Inuit culture
The Inuit are an indigenous people of the Arctic and subarctic regions of North America (parts of Alaska, Canada, and Greenland). The ancestors of the present-day Inuit are culturally related to Iñupiat (northern Alaska), and Yupik (Siberia and western Alaska),[1] and the Aleut who live in the Aleutian Islands of Siberia and Alaska. The term culture of the Inuit, therefore, refers primarily to these areas; however, parallels to other Eskimo groups can also be drawn.
The word "Eskimo" has been used to encompass the Inuit and Yupik, and other indigenous Alaskan and Siberian peoples,[2][3][4] but this usage is in decline.[5][6]
Various groups of Inuit in Canada live throughout the Inuvialuit Settlement Region of the Northwest Territories, the territory of Nunavut, Nunavik in northern Quebec and Nunatsiavut in Labrador and the unrecognised area known as NunatuKavut. With the exception of NunatuKavut these areas are sometimes known as Inuit Nunangat.
The traditional lifestyle of the Inuit is adapted to extreme climatic conditions; their essential skills for survival are hunting and trapping, as well as the construction of fur clothing for survival. Agriculture was never possible in the millions of square kilometres of tundra and icy coasts from Siberia to Northern America including Greenland. Therefore, hunting became the core of the culture and cultural history of the Inuit. They used harpoons and bows and arrows to take down animals of all sizes. Thus, the everyday life in modern Inuit settlements, established only some decades ago, still reflects the 5,000-year-long history of a hunting culture which allowed the Inuit and their ancestors to populate the Arctic.
Inuit Circumpolar Council[edit]
The Inuit Circumpolar Council (ICC), formerly Inuit Circumpolar Conference, is a multinational non-governmental organization (NGO) and indigenous peoples' organization (IPO) representing the 180,000 Inuit, Yupik, and Chukchi peoples (sometimes referred to as Eskimo) living in Alaska (United States), Canada, Greenland (Denmark), and Chukotka, Siberia (Russia).

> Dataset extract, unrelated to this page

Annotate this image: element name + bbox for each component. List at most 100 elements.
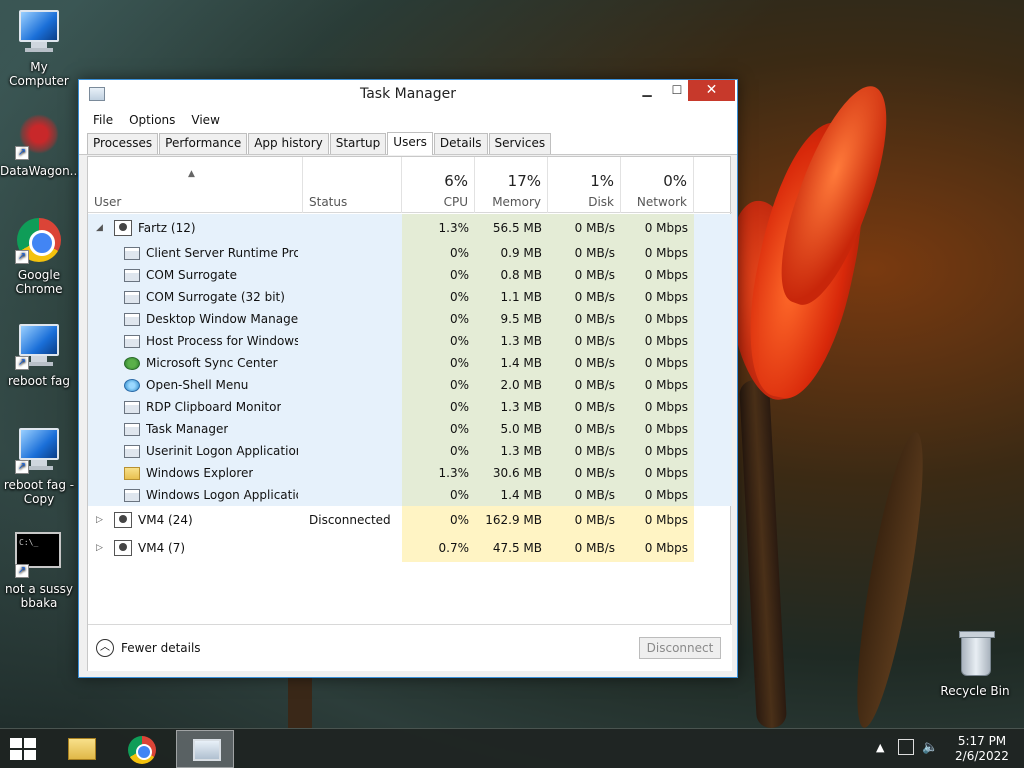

The Conference, which first met in June 1977, initially represented Native Peoples from Canada, Alaska and Greenland. In 1980 the charter and by-laws of ICC were adopted. The Conference agreed to replace the term Eskimo with the term Inuit. This has not however met with widespread acceptance by some groups, most pre-eminently the Yupik. The principal goals of the ICC are to strengthen unity among Inuit of the circumpolar region; to promote Inuit rights and interests on an international level; to develop and encourage long-term policies that safeguard the Arctic environment; and to seek full and active partnership in the political, economic, and social development of circumpolar regions.,[18] or in short: to strengthen ties between Arctic peoples and to promote human, cultural, political and environmental rights and polities at the international level.[19]